How come is "She thinks that I had left her" not accepted?


https://www.duolingo.com/profile/zimtladen

That is not English. To make it grammatical you would have to add a reference to another time in the past later than the time 'I had left her'; otherwise the past perfect "I had left" makes no sense with the main clause in present tense

eg "She thinks that I had already left her before she met you, but she is wrong".

But the equivalent Italian for this would be "lei pensa che l'avessi gia' lasciata...", using the congiuntivo trapassato, and not the congiuntivo passato used here.


https://www.duolingo.com/profile/JFizza

I do not understand this sentence, it is not clear who the speaker is talking about


https://www.duolingo.com/profile/ScoutsManyZZZ

How can you determine what the context is? Like saying i left her without there being me, or io.


https://www.duolingo.com/profile/Andrea376088

in Italian " che l'abbia lasciata" may be first or third person. You never put the subject!


https://www.duolingo.com/profile/Edward927427

"abbia" could also be "he" or "she". I think my answer "She thinks that he left her" shoud have been accepted


https://www.duolingo.com/profile/schulzwh

"l'abbia lasciata" is "he left her." "I left her" is "l'ho lasciata." Isn't DL wrong on this one. Or is it me?


https://www.duolingo.com/profile/YuriMykolayevych

You would be correct if this was indicative and not the subjunctive. This however is the subjunctive.


https://www.duolingo.com/profile/SteveKillick

Could that read as she thinks that I left it?

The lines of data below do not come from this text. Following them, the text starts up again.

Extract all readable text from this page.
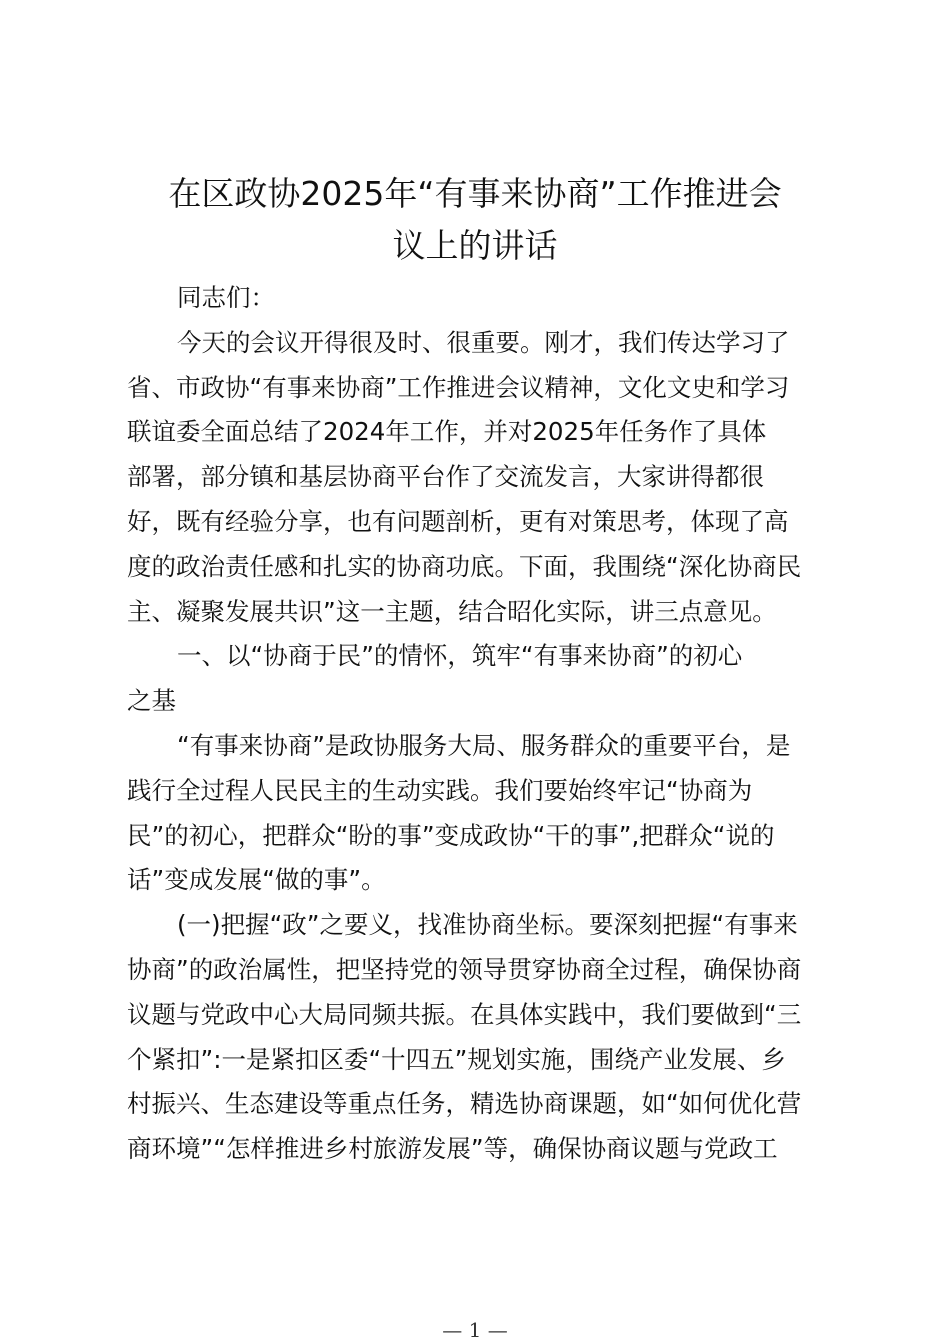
在区政协2025年“有事来协商”工作推进会
议上的讲话
同志们：
今天的会议开得很及时、很重要。刚才，我们传达学习了
省、市政协“有事来协商”工作推进会议精神，文化文史和学习
联谊委全面总结了2024年工作，并对2025年任务作了具体
部署，部分镇和基层协商平台作了交流发言，大家讲得都很
好，既有经验分享，也有问题剖析，更有对策思考，体现了高
度的政治责任感和扎实的协商功底。下面，我围绕“深化协商民
主、凝聚发展共识”这一主题，结合昭化实际，讲三点意见。
一、以“协商于民”的情怀，筑牢“有事来协商”的初心
之基
“有事来协商”是政协服务大局、服务群众的重要平台，是
践行全过程人民民主的生动实践。我们要始终牢记“协商为
民”的初心，把群众“盼的事”变成政协“干的事”,把群众“说的
话”变成发展“做的事”。
(一)把握“政”之要义，找准协商坐标。要深刻把握“有事来
协商”的政治属性，把坚持党的领导贯穿协商全过程，确保协商
议题与党政中心大局同频共振。在具体实践中，我们要做到“三
个紧扣”:一是紧扣区委“十四五”规划实施，围绕产业发展、乡
村振兴、生态建设等重点任务，精选协商课题，如“如何优化营
商环境”“怎样推进乡村旅游发展”等，确保协商议题与党政工
— 1 —
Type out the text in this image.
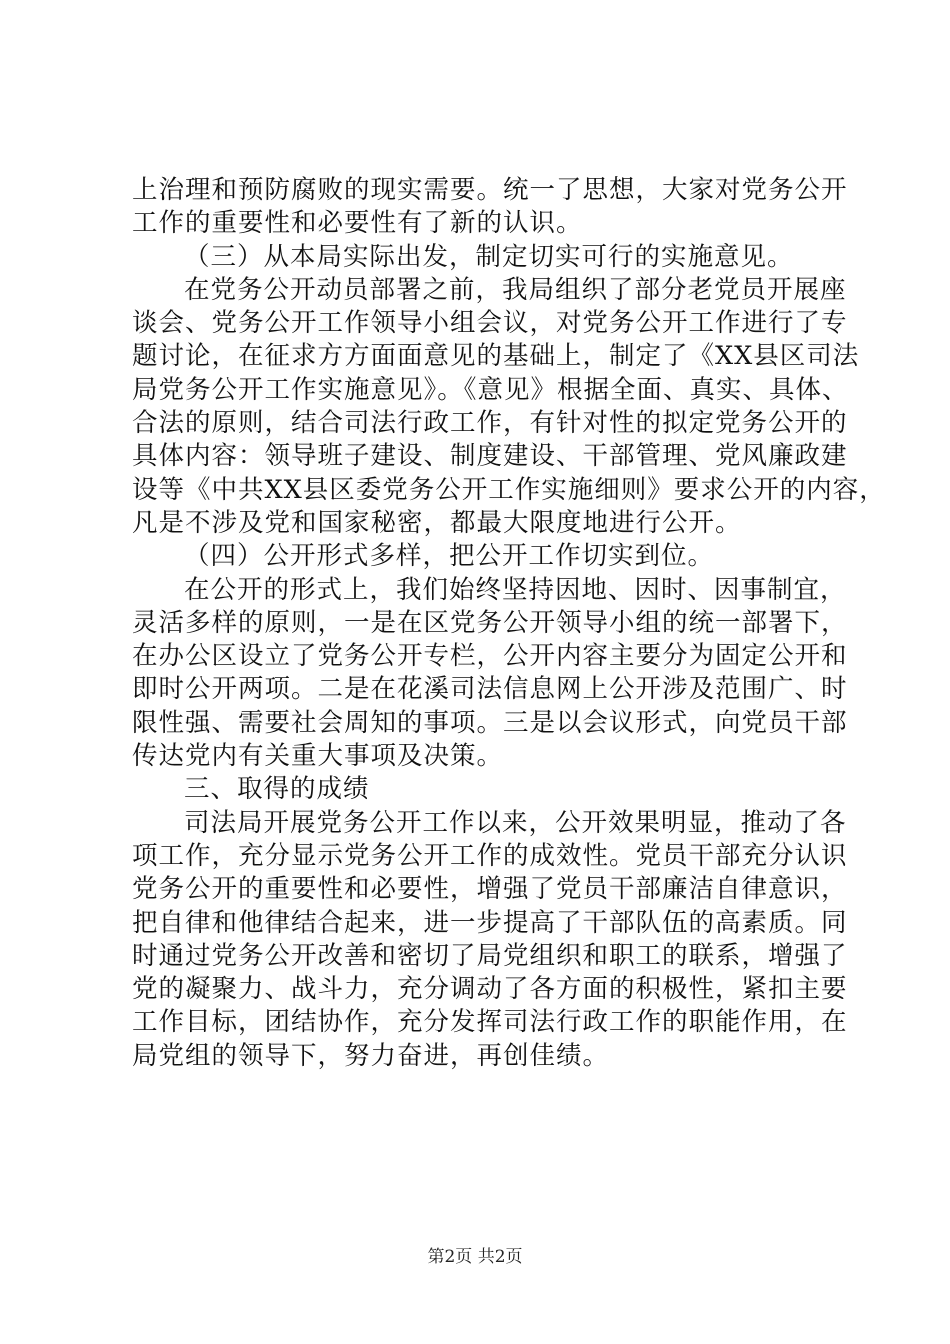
上治理和预防腐败的现实需要。统一了思想，大家对党务公开
工作的重要性和必要性有了新的认识。
（三）从本局实际出发，制定切实可行的实施意见。
在党务公开动员部署之前，我局组织了部分老党员开展座
谈会、党务公开工作领导小组会议，对党务公开工作进行了专
题讨论，在征求方方面面意见的基础上，制定了《XX县区司法
局党务公开工作实施意见》。《意见》根据全面、真实、具体、
合法的原则，结合司法行政工作，有针对性的拟定党务公开的
具体内容：领导班子建设、制度建设、干部管理、党风廉政建
设等《中共XX县区委党务公开工作实施细则》要求公开的内容，
凡是不涉及党和国家秘密，都最大限度地进行公开。
（四）公开形式多样，把公开工作切实到位。
在公开的形式上，我们始终坚持因地、因时、因事制宜，
灵活多样的原则，一是在区党务公开领导小组的统一部署下，
在办公区设立了党务公开专栏，公开内容主要分为固定公开和
即时公开两项。二是在花溪司法信息网上公开涉及范围广、时
限性强、需要社会周知的事项。三是以会议形式，向党员干部
传达党内有关重大事项及决策。
三、取得的成绩
司法局开展党务公开工作以来，公开效果明显，推动了各
项工作，充分显示党务公开工作的成效性。党员干部充分认识
党务公开的重要性和必要性，增强了党员干部廉洁自律意识，
把自律和他律结合起来，进一步提高了干部队伍的高素质。同
时通过党务公开改善和密切了局党组织和职工的联系，增强了
党的凝聚力、战斗力，充分调动了各方面的积极性，紧扣主要
工作目标，团结协作，充分发挥司法行政工作的职能作用，在
局党组的领导下，努力奋进，再创佳绩。
第2页 共2页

https://www.duolingo.com/profile/EldorD

Why is it not "lasciato" but "lasciata"?


https://www.duolingo.com/profile/YuriMykolayevych

Because in the context of the sentence the object of lasciata is feminine and could very well be the same person as Lei.


https://www.duolingo.com/profile/uroshu

This sentence, given out of context, is completely vague, and the person who's doing the action should be specified so that we know what they are talking about.


https://www.duolingo.com/profile/vinwil01

Because it says lasciata doesn’t that infer “her”


https://www.duolingo.com/profile/daniel87359

Lei pensa che io l'abbia lasciata.


https://www.duolingo.com/profile/Padraigin18

Why isn't it 'l'abbio lasciata ' if it is I left her?


https://www.duolingo.com/profile/YuriMykolayevych

L'abbia (not l'abbio) is the required subjunctive form. The subjunctive is required in the dependent clause (. . that I have left her) because of the "She thinks . . " in the main clause. The "io" is there to clarify the person she thinks has left her as the subjunctive is the same for I, you, he, she, it.


https://www.duolingo.com/profile/JamilHilal

Where is the I in the Italian sxentence? Why not he or she for the "l'abbia"?


https://www.duolingo.com/profile/Dalingo8

Since it's not explicitly mentioned you can use all three forms - I, he or she - all are accepted.


https://www.duolingo.com/profile/Andrea376088

un'altro caso dove il soggetto anche in italiano andrebbe espresso!!